I’ve said a few times that we won’t know the answer to whether Missouri Rep. Todd Akin stays in the Missouri senate race until after Labor Day. Once the initial outrage over his offensive remarks about rape victims have had a chance to fade in the public’s memory, a new poll will come out to gauge how the voters still feel about him. If he’s continuing to trail Democratic Senator Claire McCaskill, especially by the margin he was behind in the last poll, I predict he will begin the court proceedings to drop out, and a new candidate will be found. If the race is competitive again, the Republican support (and money) will quietly but inevitably return.
Now, less than two weeks after the incident, a poll is out showing that Akin has regained his lead, now with 45 percent support to McCaskill’s 42. According to the polling firm, Wenzel Strategies:
Despite the firestorm of news in the Senate race over the past few weeks, most voters have already made up their mind in the race, the survey shows. The fact that 80% said they were firm in their choice certainly indicates that this is a race that will be decided more by ideology and turnout efforts by the campaigns and less by breaking news that flashes across the news pages and cable news channels. Overall, just 12% said they could change their minds before they vote, and 8% said they were very open to changing their minds before they cast their ballots.
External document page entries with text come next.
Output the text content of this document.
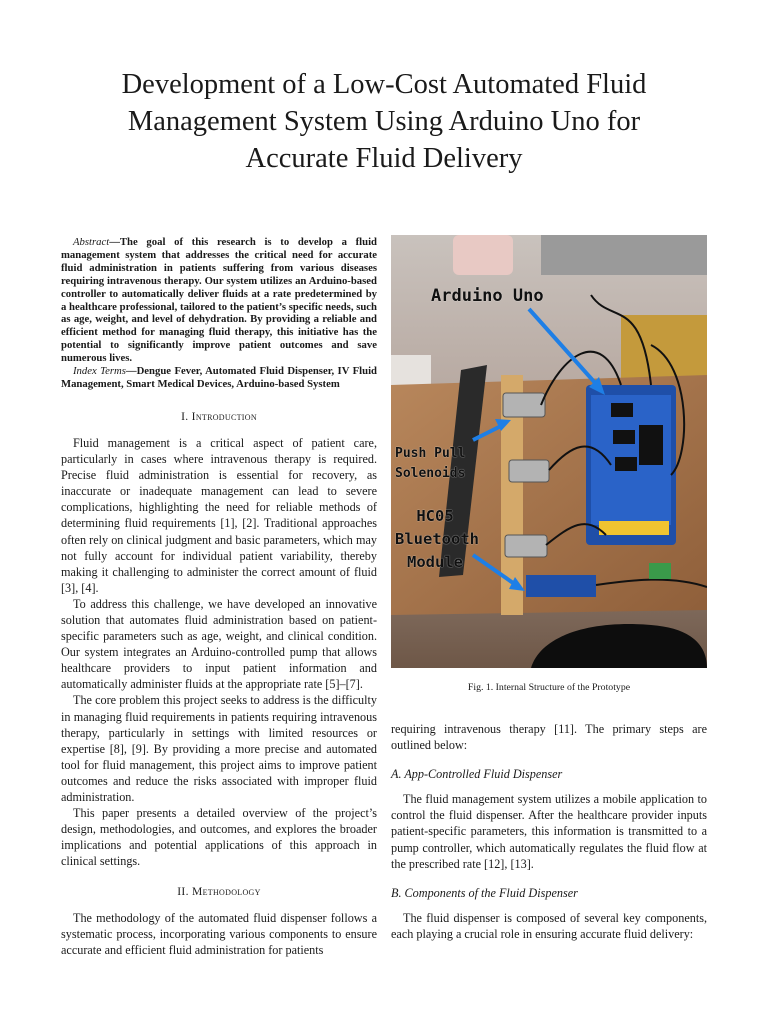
Development of a Low-Cost Automated Fluid
Management System Using Arduino Uno for
Accurate Fluid Delivery

Abstract—The goal of this research is to develop a fluid management system that addresses the critical need for accurate fluid administration in patients suffering from various diseases requiring intravenous therapy. Our system utilizes an Arduino-based controller to automatically deliver fluids at a rate predetermined by a healthcare professional, tailored to the patient’s specific needs, such as age, weight, and level of dehydration. By providing a reliable and efficient method for managing fluid therapy, this initiative has the potential to significantly improve patient outcomes and save numerous lives.

Index Terms—Dengue Fever, Automated Fluid Dispenser, IV Fluid Management, Smart Medical Devices, Arduino-based System

I. Introduction

Fluid management is a critical aspect of patient care, particularly in cases where intravenous therapy is required. Precise fluid administration is essential for recovery, as inaccurate or inadequate management can lead to severe complications, highlighting the need for reliable methods of determining fluid requirements [1], [2]. Traditional approaches often rely on clinical judgment and basic parameters, which may not fully account for individual patient variability, thereby making it challenging to administer the correct amount of fluid [3], [4].

To address this challenge, we have developed an innovative solution that automates fluid administration based on patient-specific parameters such as age, weight, and clinical condition. Our system integrates an Arduino-controlled pump that allows healthcare providers to input patient information and automatically administer fluids at the appropriate rate [5]–[7].

The core problem this project seeks to address is the difficulty in managing fluid requirements in patients requiring intravenous therapy, particularly in settings with limited resources or expertise [8], [9]. By providing a more precise and automated tool for fluid management, this project aims to improve patient outcomes and reduce the risks associated with improper fluid administration.

This paper presents a detailed overview of the project’s design, methodologies, and outcomes, and explores the broader implications and potential applications of this approach in clinical settings.

II. Methodology

The methodology of the automated fluid dispenser follows a systematic process, incorporating various components to ensure accurate and efficient fluid administration for patients

Arduino Uno
Push Pull
Solenoids
HC05
Bluetooth
Module
Fig. 1. Internal Structure of the Prototype

requiring intravenous therapy [11]. The primary steps are outlined below:

A. App-Controlled Fluid Dispenser

The fluid management system utilizes a mobile application to control the fluid dispenser. After the healthcare provider inputs patient-specific parameters, this information is transmitted to a pump controller, which automatically regulates the fluid flow at the prescribed rate [12], [13].

B. Components of the Fluid Dispenser

The fluid dispenser is composed of several key components, each playing a crucial role in ensuring accurate fluid delivery:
But is the poll unbiased? The group was hired by Family Research Council, one of the handful “traditional values” political action groups offering its continued full-fledged support of Akin. FRC PAC Chairman Tony Perkins stated in regards to his PAC’s poll that:
This polling shows that Missouri voters are returning to the substance of this race and the clear contrast of records between Todd Akin and Claire McCaskill. Throughout his career, Todd Akin has consistently fought for legislation that honors marriage, human life, religious freedom, and national security. He also has a long record of opposing the commodification of women–in stark contrast to his opponent and liberal detractors, who promote groups like Planned Parenthood while ignoring how abortion harms them.
The poll may be a true representation of the voters in Missouri. Or it may be a biased result meant to encourage the GOP to return resources to Akin and not abandon the Missouri race, especially in the wake of the National Republican Senatorial Committee announcing it would pull its funding from Missouri to use in North Dakota instead. In either case, it is a sign that the race is no where near settled in Missouri.